Updated

DETROIT - Automakers saw their U.S. sales drop from May to June, a sign that this year's slow recovery in the industry may be stalling.

Sales of General Motors Co., Ford Motor Co. and Chrysler Group cars and trucks fell between 12 and 13 percent from May. Subaru's sales were also down.

Consumers are delaying big-ticket purchases because they're worried about their jobs in an environment of high unemployment. Analysts predict overall sales for the industry will drop 10 percent or more from May.

"Consumers are clearly hunkering down in light of the current environment, waiting for signs of a renewed recovery," said Jeff Schuster, executive director of global forecasting at J.D. Power.

Along with job worries, deals from Memorial Day and earlier in the year may have pulled customers out of the market for a new vehicle in June.

But automakers are still predicting a gradual recovery in the last half of the year, and said they weren't too concerned about the slowdown.

"We don't see a significant change in economic conditions. Recent economic news continues to point to a slow recovery with some volatility in it," said Steve Carlisle, GM's head of global product planning.

He said declines in sales to government and rental fleets were a major reason for the sales slowdown from May to June. GM sold 25,000 fewer vehicles to fleets in June, as heavier than usual fleet demand in the first half of the year subsided.

There were glimmers of strength. Sales of GM's four core brands -- Chevrolet, Buick, GMC and Cadillac -- rose 36 percent over June of last year, helped by strong demand for crossovers and some recovery in pickups. Carlisle said GM sold 115,000 more vehicles in the first six months of this year even though it is phasing out or selling four brands: Saab, Saturn, Pontiac and Hummer.

GM's overall sales increased 11 percent from a year earlier. Still, last June was a relatively weak month as GM headed into Chapter 11 bankruptcy protection and the industry was in the midst of its worst annual sales in 30 years.

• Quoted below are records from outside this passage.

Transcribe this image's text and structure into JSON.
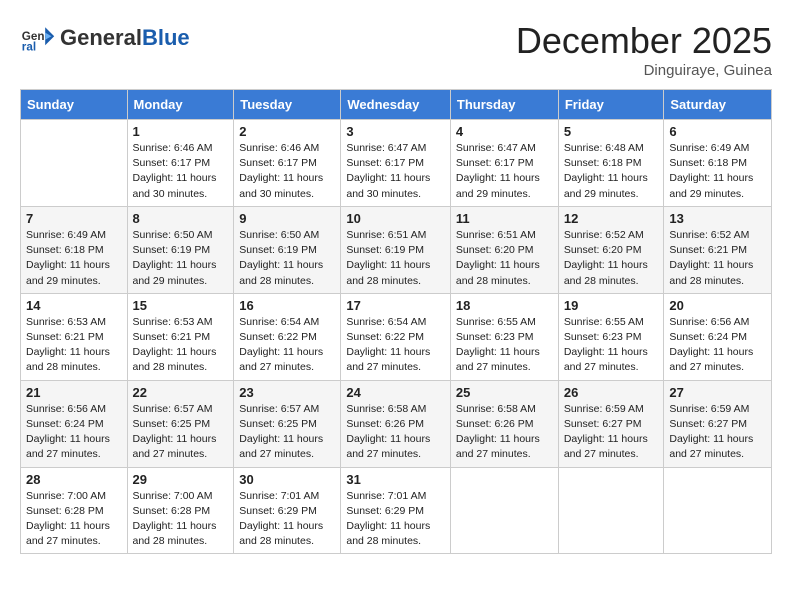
{
  "header": {
    "logo_general": "General",
    "logo_blue": "Blue",
    "month_title": "December 2025",
    "location": "Dinguiraye, Guinea"
  },
  "days_of_week": [
    "Sunday",
    "Monday",
    "Tuesday",
    "Wednesday",
    "Thursday",
    "Friday",
    "Saturday"
  ],
  "weeks": [
    [
      {
        "day": "",
        "sunrise": "",
        "sunset": "",
        "daylight": ""
      },
      {
        "day": "1",
        "sunrise": "Sunrise: 6:46 AM",
        "sunset": "Sunset: 6:17 PM",
        "daylight": "Daylight: 11 hours and 30 minutes."
      },
      {
        "day": "2",
        "sunrise": "Sunrise: 6:46 AM",
        "sunset": "Sunset: 6:17 PM",
        "daylight": "Daylight: 11 hours and 30 minutes."
      },
      {
        "day": "3",
        "sunrise": "Sunrise: 6:47 AM",
        "sunset": "Sunset: 6:17 PM",
        "daylight": "Daylight: 11 hours and 30 minutes."
      },
      {
        "day": "4",
        "sunrise": "Sunrise: 6:47 AM",
        "sunset": "Sunset: 6:17 PM",
        "daylight": "Daylight: 11 hours and 29 minutes."
      },
      {
        "day": "5",
        "sunrise": "Sunrise: 6:48 AM",
        "sunset": "Sunset: 6:18 PM",
        "daylight": "Daylight: 11 hours and 29 minutes."
      },
      {
        "day": "6",
        "sunrise": "Sunrise: 6:49 AM",
        "sunset": "Sunset: 6:18 PM",
        "daylight": "Daylight: 11 hours and 29 minutes."
      }
    ],
    [
      {
        "day": "7",
        "sunrise": "Sunrise: 6:49 AM",
        "sunset": "Sunset: 6:18 PM",
        "daylight": "Daylight: 11 hours and 29 minutes."
      },
      {
        "day": "8",
        "sunrise": "Sunrise: 6:50 AM",
        "sunset": "Sunset: 6:19 PM",
        "daylight": "Daylight: 11 hours and 29 minutes."
      },
      {
        "day": "9",
        "sunrise": "Sunrise: 6:50 AM",
        "sunset": "Sunset: 6:19 PM",
        "daylight": "Daylight: 11 hours and 28 minutes."
      },
      {
        "day": "10",
        "sunrise": "Sunrise: 6:51 AM",
        "sunset": "Sunset: 6:19 PM",
        "daylight": "Daylight: 11 hours and 28 minutes."
      },
      {
        "day": "11",
        "sunrise": "Sunrise: 6:51 AM",
        "sunset": "Sunset: 6:20 PM",
        "daylight": "Daylight: 11 hours and 28 minutes."
      },
      {
        "day": "12",
        "sunrise": "Sunrise: 6:52 AM",
        "sunset": "Sunset: 6:20 PM",
        "daylight": "Daylight: 11 hours and 28 minutes."
      },
      {
        "day": "13",
        "sunrise": "Sunrise: 6:52 AM",
        "sunset": "Sunset: 6:21 PM",
        "daylight": "Daylight: 11 hours and 28 minutes."
      }
    ],
    [
      {
        "day": "14",
        "sunrise": "Sunrise: 6:53 AM",
        "sunset": "Sunset: 6:21 PM",
        "daylight": "Daylight: 11 hours and 28 minutes."
      },
      {
        "day": "15",
        "sunrise": "Sunrise: 6:53 AM",
        "sunset": "Sunset: 6:21 PM",
        "daylight": "Daylight: 11 hours and 28 minutes."
      },
      {
        "day": "16",
        "sunrise": "Sunrise: 6:54 AM",
        "sunset": "Sunset: 6:22 PM",
        "daylight": "Daylight: 11 hours and 27 minutes."
      },
      {
        "day": "17",
        "sunrise": "Sunrise: 6:54 AM",
        "sunset": "Sunset: 6:22 PM",
        "daylight": "Daylight: 11 hours and 27 minutes."
      },
      {
        "day": "18",
        "sunrise": "Sunrise: 6:55 AM",
        "sunset": "Sunset: 6:23 PM",
        "daylight": "Daylight: 11 hours and 27 minutes."
      },
      {
        "day": "19",
        "sunrise": "Sunrise: 6:55 AM",
        "sunset": "Sunset: 6:23 PM",
        "daylight": "Daylight: 11 hours and 27 minutes."
      },
      {
        "day": "20",
        "sunrise": "Sunrise: 6:56 AM",
        "sunset": "Sunset: 6:24 PM",
        "daylight": "Daylight: 11 hours and 27 minutes."
      }
    ],
    [
      {
        "day": "21",
        "sunrise": "Sunrise: 6:56 AM",
        "sunset": "Sunset: 6:24 PM",
        "daylight": "Daylight: 11 hours and 27 minutes."
      },
      {
        "day": "22",
        "sunrise": "Sunrise: 6:57 AM",
        "sunset": "Sunset: 6:25 PM",
        "daylight": "Daylight: 11 hours and 27 minutes."
      },
      {
        "day": "23",
        "sunrise": "Sunrise: 6:57 AM",
        "sunset": "Sunset: 6:25 PM",
        "daylight": "Daylight: 11 hours and 27 minutes."
      },
      {
        "day": "24",
        "sunrise": "Sunrise: 6:58 AM",
        "sunset": "Sunset: 6:26 PM",
        "daylight": "Daylight: 11 hours and 27 minutes."
      },
      {
        "day": "25",
        "sunrise": "Sunrise: 6:58 AM",
        "sunset": "Sunset: 6:26 PM",
        "daylight": "Daylight: 11 hours and 27 minutes."
      },
      {
        "day": "26",
        "sunrise": "Sunrise: 6:59 AM",
        "sunset": "Sunset: 6:27 PM",
        "daylight": "Daylight: 11 hours and 27 minutes."
      },
      {
        "day": "27",
        "sunrise": "Sunrise: 6:59 AM",
        "sunset": "Sunset: 6:27 PM",
        "daylight": "Daylight: 11 hours and 27 minutes."
      }
    ],
    [
      {
        "day": "28",
        "sunrise": "Sunrise: 7:00 AM",
        "sunset": "Sunset: 6:28 PM",
        "daylight": "Daylight: 11 hours and 27 minutes."
      },
      {
        "day": "29",
        "sunrise": "Sunrise: 7:00 AM",
        "sunset": "Sunset: 6:28 PM",
        "daylight": "Daylight: 11 hours and 28 minutes."
      },
      {
        "day": "30",
        "sunrise": "Sunrise: 7:01 AM",
        "sunset": "Sunset: 6:29 PM",
        "daylight": "Daylight: 11 hours and 28 minutes."
      },
      {
        "day": "31",
        "sunrise": "Sunrise: 7:01 AM",
        "sunset": "Sunset: 6:29 PM",
        "daylight": "Daylight: 11 hours and 28 minutes."
      },
      {
        "day": "",
        "sunrise": "",
        "sunset": "",
        "daylight": ""
      },
      {
        "day": "",
        "sunrise": "",
        "sunset": "",
        "daylight": ""
      },
      {
        "day": "",
        "sunrise": "",
        "sunset": "",
        "daylight": ""
      }
    ]
  ]
}
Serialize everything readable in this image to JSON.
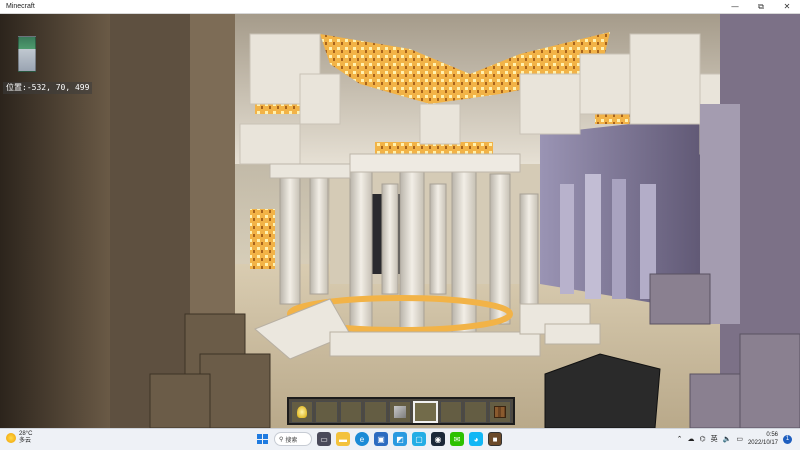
{
  "window": {
    "title": "Minecraft",
    "minimize_glyph": "—",
    "maximize_glyph": "⧉",
    "close_glyph": "✕"
  },
  "hud": {
    "coordinates": "位置:-532, 70, 499",
    "hotbar": {
      "selected_index": 5,
      "slots": [
        {
          "item": "lantern-icon"
        },
        {
          "item": ""
        },
        {
          "item": ""
        },
        {
          "item": ""
        },
        {
          "item": "stone-block-icon"
        },
        {
          "item": ""
        },
        {
          "item": ""
        },
        {
          "item": ""
        },
        {
          "item": "crafting-table-icon"
        }
      ]
    }
  },
  "taskbar": {
    "weather": {
      "temp": "28°C",
      "condition": "多云"
    },
    "search_label": "搜索",
    "apps": [
      "start-icon",
      "search",
      "task-view-icon",
      "file-explorer-icon",
      "edge-icon",
      "store-icon",
      "photos-icon",
      "bilibili-icon",
      "steam-icon",
      "wechat-icon",
      "qq-icon",
      "minecraft-icon"
    ],
    "tray": {
      "ime": "英",
      "time": "0:56",
      "date": "2022/10/17",
      "notification_count": "1"
    }
  },
  "colors": {
    "ambient_light": "#e6dcc6",
    "glowstone": "#f3b84a",
    "quartz": "#e8e4dc",
    "shadow": "#3a3026"
  }
}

Ford's overall sales increased 15 percent over last June. Sales of its new F-Series Super Duty pickup rose 58 percent over last June, although sales its top-selling F-Series pickup fell 7 percent from May.

Chrysler said all four of its brands -- Chrysler, Dodge, Jeep and Ram -- saw gains over June of 2009.

The industry sales drop from May could be good news for buyers later in the summer. Analysts say if the month-to-month declines continue, automakers will be tempted to expand sales promotions such as low-cost leases, zero-percent financing and cash rebates.

Weakness in new car and truck sales to individuals early in June accelerated in the second half of the month, according to data collected from 8,900 dealers nationwide by J.D. Power. In the final week, J.D. Power reported that retail sales had dropped 5 percent compared with a year earlier.

Job worries were reinforced Thursday when the Labor Department reported that new claims for jobless benefits jumped by 13,000 last week.

Claims have been stuck above 450,000 since the beginning of the year, raising concerns that jobs remain scarce as the economy recovers from the worst recession since the 1930s.

Other automakers reporting Thursday:

-- Subaru's U.S. sales rose 16 percent to 21,601 in June on big increases in sales of the Outback and the Forester SUVs. But sales fell about 9 percent from May.